誰も来ない土曜日、友人に電話をかけようとして…
翌朝、澄子さんはいつもの時間に目を覚ましました。
しかし、孫たちは来ません。昼食を多めに作る必要もなければ、部屋を片づける必要もありません。
「今日は何しようか」
信夫さんに聞かれましたが、すぐには思いつきませんでした。
テレビを見て、昼食を食べ、買い物へ行く。午後3時を過ぎたころには、長く感じていた土曜日がまだ終わらないことに気づきました。
そのとき思い出したのが、何度も誘ってくれていた友人たちです。スマートフォンの履歴をさかのぼると、「また今度ね」で終わっているやり取りがいくつも残っていました。
久しぶりに一人へ電話をかけようとしましたが、澄子さんは手を止めました。
「何度も断っておいて、急に暇になったから会おうっていうのも勝手かなと思ったんです」
その日の夜、澄子さんは信夫さんに、「私、孫が来なくなったら何をするか全然考えてなかった」と話しました。
孫との時間を後悔しているわけではありません。ただ、孫の予定を優先する生活を何年も続けるうちに、以前あった自分の予定が少しずつ減っていたのです。
内閣府『令和6年度 高齢者の経済生活に関する調査』によると、60歳以上が今後優先的にお金を使いたいものとして、「趣味やレジャー(旅行等)の費用」を挙げた人は32.4%、「友人等との交際費」は20.2%でした。一方、「子や孫のための支出(学費、こづかい等)」も25.8%となっています。家族、自分の楽しみ、友人との付き合いのいずれも、高齢期の生活を構成するものといえます。
数日後、澄子さんは思い切って、以前ランチに誘ってくれた友人へ連絡しました。
「この前は行けなくてごめんね。また予定が合うとき誘ってもらえる?」
すると、「じゃあ来月どう?」とすぐに返事が来ました。
それから澄子さんは、孫が来るかもしれないという理由だけで週末を空けておくことをやめました。友人との予定が先に決まっていれば、その日は長男一家にも「出かけるから家にいないよ」と伝えます。
孫たちが遊びに来る回数は、以前より減りました。それでも月に何度かは一緒に食事をし、ときには澄子さんのほうから「今度いつ来る?」と誘っています。
家族の生活は、子どもの進学や仕事、孫の成長によって少しずつ変わります。祖父母がそれに合わせて時間の使い方を変えることもあるでしょう。
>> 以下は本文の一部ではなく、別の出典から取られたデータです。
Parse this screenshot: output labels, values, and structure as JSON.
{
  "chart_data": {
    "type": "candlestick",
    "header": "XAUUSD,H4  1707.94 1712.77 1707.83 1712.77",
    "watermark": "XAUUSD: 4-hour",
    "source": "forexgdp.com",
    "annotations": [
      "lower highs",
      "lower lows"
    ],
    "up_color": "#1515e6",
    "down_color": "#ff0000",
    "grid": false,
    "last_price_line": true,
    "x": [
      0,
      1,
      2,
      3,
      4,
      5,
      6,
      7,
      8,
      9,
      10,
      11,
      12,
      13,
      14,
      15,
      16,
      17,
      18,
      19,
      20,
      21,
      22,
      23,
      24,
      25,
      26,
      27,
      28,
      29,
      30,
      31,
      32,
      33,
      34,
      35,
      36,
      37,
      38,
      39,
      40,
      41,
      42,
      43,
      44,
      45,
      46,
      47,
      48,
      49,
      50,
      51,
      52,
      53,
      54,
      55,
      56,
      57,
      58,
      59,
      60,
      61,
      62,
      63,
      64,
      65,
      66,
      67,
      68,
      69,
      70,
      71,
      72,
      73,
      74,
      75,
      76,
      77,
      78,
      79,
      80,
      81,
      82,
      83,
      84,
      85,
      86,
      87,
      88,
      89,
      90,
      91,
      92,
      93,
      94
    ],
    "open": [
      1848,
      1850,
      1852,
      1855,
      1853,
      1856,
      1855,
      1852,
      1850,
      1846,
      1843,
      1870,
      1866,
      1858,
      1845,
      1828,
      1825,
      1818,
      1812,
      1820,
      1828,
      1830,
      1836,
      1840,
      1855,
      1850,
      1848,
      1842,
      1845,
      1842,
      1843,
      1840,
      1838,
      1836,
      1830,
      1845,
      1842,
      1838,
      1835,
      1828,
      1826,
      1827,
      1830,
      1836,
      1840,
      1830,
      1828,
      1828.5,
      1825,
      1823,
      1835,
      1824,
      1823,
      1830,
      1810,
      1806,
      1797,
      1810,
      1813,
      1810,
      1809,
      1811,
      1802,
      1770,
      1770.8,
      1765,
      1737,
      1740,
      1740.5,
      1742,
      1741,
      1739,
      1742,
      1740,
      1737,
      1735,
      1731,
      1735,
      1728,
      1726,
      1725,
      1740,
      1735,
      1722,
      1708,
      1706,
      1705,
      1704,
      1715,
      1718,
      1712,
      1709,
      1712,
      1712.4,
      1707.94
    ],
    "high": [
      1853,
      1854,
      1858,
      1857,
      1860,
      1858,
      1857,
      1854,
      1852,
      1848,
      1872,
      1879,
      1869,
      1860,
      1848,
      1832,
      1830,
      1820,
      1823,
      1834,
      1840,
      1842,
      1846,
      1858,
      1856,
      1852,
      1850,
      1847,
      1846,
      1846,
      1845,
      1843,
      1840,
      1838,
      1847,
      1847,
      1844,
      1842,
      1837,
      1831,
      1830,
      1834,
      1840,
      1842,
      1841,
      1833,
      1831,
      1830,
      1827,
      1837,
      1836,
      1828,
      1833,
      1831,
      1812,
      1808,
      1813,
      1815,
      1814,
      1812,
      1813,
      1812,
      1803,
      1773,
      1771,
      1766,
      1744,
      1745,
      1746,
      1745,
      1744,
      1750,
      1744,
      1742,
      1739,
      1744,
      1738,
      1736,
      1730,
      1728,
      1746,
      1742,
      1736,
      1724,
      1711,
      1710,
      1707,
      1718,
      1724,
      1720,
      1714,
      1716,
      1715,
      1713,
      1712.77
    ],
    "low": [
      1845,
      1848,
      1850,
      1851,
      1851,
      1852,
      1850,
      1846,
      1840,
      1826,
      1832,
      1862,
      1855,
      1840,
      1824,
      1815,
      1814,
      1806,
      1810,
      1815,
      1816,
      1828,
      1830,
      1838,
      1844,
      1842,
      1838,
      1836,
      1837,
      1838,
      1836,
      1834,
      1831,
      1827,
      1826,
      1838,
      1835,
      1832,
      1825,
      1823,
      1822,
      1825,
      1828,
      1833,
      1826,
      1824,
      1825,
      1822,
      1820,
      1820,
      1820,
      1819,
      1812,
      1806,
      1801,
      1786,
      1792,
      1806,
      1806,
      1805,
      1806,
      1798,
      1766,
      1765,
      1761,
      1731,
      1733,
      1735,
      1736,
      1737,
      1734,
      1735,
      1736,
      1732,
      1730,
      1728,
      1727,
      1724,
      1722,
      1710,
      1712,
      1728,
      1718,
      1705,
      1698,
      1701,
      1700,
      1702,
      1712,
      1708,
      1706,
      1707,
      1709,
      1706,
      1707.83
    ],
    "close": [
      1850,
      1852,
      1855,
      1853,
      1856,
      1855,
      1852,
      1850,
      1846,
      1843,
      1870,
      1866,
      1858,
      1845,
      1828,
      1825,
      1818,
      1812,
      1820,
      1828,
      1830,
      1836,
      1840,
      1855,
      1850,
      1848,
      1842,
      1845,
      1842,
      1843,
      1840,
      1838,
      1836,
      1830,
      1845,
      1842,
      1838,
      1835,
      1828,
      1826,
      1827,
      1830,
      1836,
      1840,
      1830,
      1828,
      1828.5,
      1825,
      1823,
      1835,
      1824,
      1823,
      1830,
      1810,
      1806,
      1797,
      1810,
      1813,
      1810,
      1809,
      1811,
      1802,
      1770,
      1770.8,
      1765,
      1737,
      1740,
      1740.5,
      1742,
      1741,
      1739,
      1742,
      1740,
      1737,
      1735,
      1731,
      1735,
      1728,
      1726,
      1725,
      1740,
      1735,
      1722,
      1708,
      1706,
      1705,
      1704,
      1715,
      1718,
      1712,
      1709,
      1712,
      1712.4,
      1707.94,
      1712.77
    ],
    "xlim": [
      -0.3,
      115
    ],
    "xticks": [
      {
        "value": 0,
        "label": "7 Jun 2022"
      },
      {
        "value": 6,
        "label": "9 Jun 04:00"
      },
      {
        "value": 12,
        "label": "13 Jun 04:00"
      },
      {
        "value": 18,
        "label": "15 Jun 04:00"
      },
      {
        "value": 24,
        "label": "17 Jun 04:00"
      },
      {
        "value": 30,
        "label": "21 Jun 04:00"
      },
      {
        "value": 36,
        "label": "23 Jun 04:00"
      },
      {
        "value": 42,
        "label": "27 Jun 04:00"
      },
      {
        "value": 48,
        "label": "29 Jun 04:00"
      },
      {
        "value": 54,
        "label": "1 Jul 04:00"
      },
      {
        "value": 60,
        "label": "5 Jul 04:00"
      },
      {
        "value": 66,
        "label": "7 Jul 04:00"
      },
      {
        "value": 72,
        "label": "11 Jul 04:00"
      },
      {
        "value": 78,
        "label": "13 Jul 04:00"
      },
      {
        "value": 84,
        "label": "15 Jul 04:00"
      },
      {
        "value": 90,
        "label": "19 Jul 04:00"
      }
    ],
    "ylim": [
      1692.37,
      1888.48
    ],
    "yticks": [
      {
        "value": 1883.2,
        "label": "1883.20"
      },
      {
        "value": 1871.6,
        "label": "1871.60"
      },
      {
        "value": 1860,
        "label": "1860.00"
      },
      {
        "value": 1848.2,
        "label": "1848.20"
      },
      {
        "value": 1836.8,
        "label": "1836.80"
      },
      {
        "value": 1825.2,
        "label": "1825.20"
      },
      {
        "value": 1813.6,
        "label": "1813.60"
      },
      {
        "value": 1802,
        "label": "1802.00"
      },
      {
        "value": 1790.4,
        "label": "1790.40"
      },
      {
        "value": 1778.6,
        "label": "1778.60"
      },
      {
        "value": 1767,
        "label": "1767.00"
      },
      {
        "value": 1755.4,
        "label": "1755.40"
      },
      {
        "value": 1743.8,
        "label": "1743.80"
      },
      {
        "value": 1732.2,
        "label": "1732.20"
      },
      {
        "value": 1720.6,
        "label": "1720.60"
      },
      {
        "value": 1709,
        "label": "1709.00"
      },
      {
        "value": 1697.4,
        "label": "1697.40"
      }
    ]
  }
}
しかし、家族の予定が変わったからといって、一度遠ざかった友人関係や趣味が自動的に戻ってくるわけではありません。
孫と過ごす時間を楽しみながら、自分自身の付き合いや予定も残しておく。どちらかだけを優先するのではなく、その時々で時間の使い方を選び直すことも、高齢期の暮らしには必要になります。